Agenda peninjauan yang dimulai sejak pukul 10.00 WIB ini dipimpin langsung oleh Kabag SDM Polres Rokan Hulu, Kompol Sordaman Sinaga, dengan melibatkan jajaran personel teknis Bag SDM.
Tim pertama-tama melakukan pengecekan berkala pada kluster ketahanan pangan yang terletak di area belakang Mapolres Rokan Hulu. Di lokasi ini, komoditas jagung pipil jenis hibrida tercatat telah memasuki usia tanam 62 hari sejak pertama kali disemai pada 16 Maret lalu.
“Dari hasil pengukuran fisik dan pemantauan vegetatif di lapangan, tanaman jagung menunjukkan indikator pertumbuhan yang sangat positif dengan tinggi rata-rata mencapai 1,5 meter. Kami optimis fase generatif hingga masa panen nanti akan menghasilkan produktivitas yang maksimal,” ujar Kompol Sordaman Sinaga.

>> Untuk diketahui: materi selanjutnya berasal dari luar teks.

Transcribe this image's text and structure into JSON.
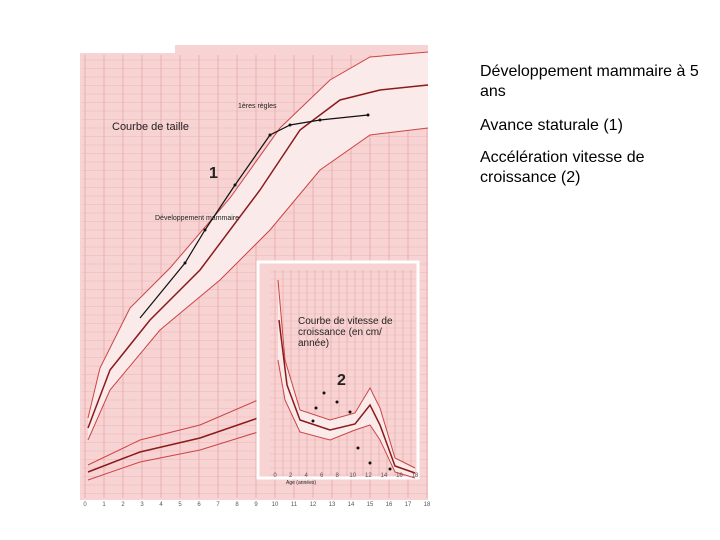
{
  "slide": {
    "bullets": [
      "Développement mammaire à 5 ans",
      "Avance staturale (1)",
      "Accélération vitesse de croissance (2)"
    ]
  },
  "figure": {
    "height_title": "Courbe de taille",
    "menarche_label": "1ères règles",
    "breast_label": "Développement mammaire",
    "marker_1": "1",
    "marker_2": "2",
    "x_ticks": [
      "0",
      "1",
      "2",
      "3",
      "4",
      "5",
      "6",
      "7",
      "8",
      "9",
      "10",
      "11",
      "12",
      "13",
      "14",
      "15",
      "16",
      "17",
      "18"
    ],
    "inset": {
      "title": "Courbe de vitesse de croissance (en cm/ année)",
      "x_label": "Age (années)",
      "x_ticks": [
        "0",
        "2",
        "4",
        "6",
        "8",
        "10",
        "12",
        "14",
        "16",
        "18"
      ]
    }
  }
}
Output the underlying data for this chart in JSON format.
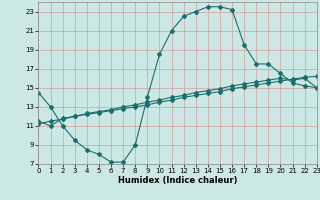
{
  "xlabel": "Humidex (Indice chaleur)",
  "bg_color": "#cce8e4",
  "grid_color": "#d4a0a0",
  "line_color": "#1a6e6e",
  "xlim": [
    0,
    23
  ],
  "ylim": [
    7,
    24
  ],
  "yticks": [
    7,
    9,
    11,
    13,
    15,
    17,
    19,
    21,
    23
  ],
  "xticks": [
    0,
    1,
    2,
    3,
    4,
    5,
    6,
    7,
    8,
    9,
    10,
    11,
    12,
    13,
    14,
    15,
    16,
    17,
    18,
    19,
    20,
    21,
    22,
    23
  ],
  "line1_x": [
    0,
    1,
    2,
    3,
    4,
    5,
    6,
    7,
    8,
    9,
    10,
    11,
    12,
    13,
    14,
    15,
    16,
    17,
    18,
    19,
    20,
    21,
    22,
    23
  ],
  "line1_y": [
    14.5,
    13.0,
    11.0,
    9.5,
    8.5,
    8.0,
    7.2,
    7.2,
    9.0,
    14.0,
    18.5,
    21.0,
    22.5,
    23.0,
    23.5,
    23.5,
    23.2,
    19.5,
    17.5,
    17.5,
    16.5,
    15.5,
    15.2,
    15.0
  ],
  "line2_x": [
    0,
    1,
    2,
    3,
    4,
    5,
    6,
    7,
    8,
    9,
    10,
    11,
    12,
    13,
    14,
    15,
    16,
    17,
    18,
    19,
    20,
    21,
    22,
    23
  ],
  "line2_y": [
    11.5,
    11.0,
    11.8,
    12.0,
    12.3,
    12.5,
    12.7,
    13.0,
    13.2,
    13.5,
    13.7,
    14.0,
    14.2,
    14.5,
    14.7,
    14.9,
    15.2,
    15.4,
    15.6,
    15.8,
    16.0,
    15.8,
    16.0,
    15.0
  ],
  "line3_x": [
    0,
    1,
    2,
    3,
    4,
    5,
    6,
    7,
    8,
    9,
    10,
    11,
    12,
    13,
    14,
    15,
    16,
    17,
    18,
    19,
    20,
    21,
    22,
    23
  ],
  "line3_y": [
    11.2,
    11.5,
    11.7,
    12.0,
    12.2,
    12.4,
    12.6,
    12.8,
    13.0,
    13.2,
    13.5,
    13.7,
    14.0,
    14.2,
    14.4,
    14.6,
    14.9,
    15.1,
    15.3,
    15.5,
    15.7,
    15.9,
    16.1,
    16.2
  ]
}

Selain mengawal lahan eksisting, Kabag SDM bersama tim bergerak meninjau kesiapan lahan perluasan seluas 6 hektare yang berlokasi strategis di kawasan Kilometer 7 Pasir Pengaraian, tepatnya di depan Gereja Katolik Pasir Pengaraian.
Lahan sekunder ini dipersiapkan matang sebagai area tanam tahap berikutnya. Sesuai rencana, seremoni penanaman jagung di lahan 6 hektare tersebut akan dihadiri dan dibuka langsung oleh Wakapolda Riau bersama Karo SDM Polda Riau dalam waktu dekat.
Program agraris ini merupakan bentuk pengejawantahan dari instruksi pusat agar Polri aktif mengoptimalkan lahan tidur menjadi kawasan produktif demi menopang stabilitas pangan daerah.
Melalui langkah nyata ini, Polres Rokan Hulu tidak hanya berfokus pada pemeliharaan keamanan dan ketertiban masyarakat (Harkamtibmas), melainkan juga hadir sebagai motor penggerak kesejahteraan sosial. Sinergi ini diharapkan mampu mempererat kedekatan emosional serta membangun sentimen positif masyarakat terhadap profesionalisme institusi Polri di daerah.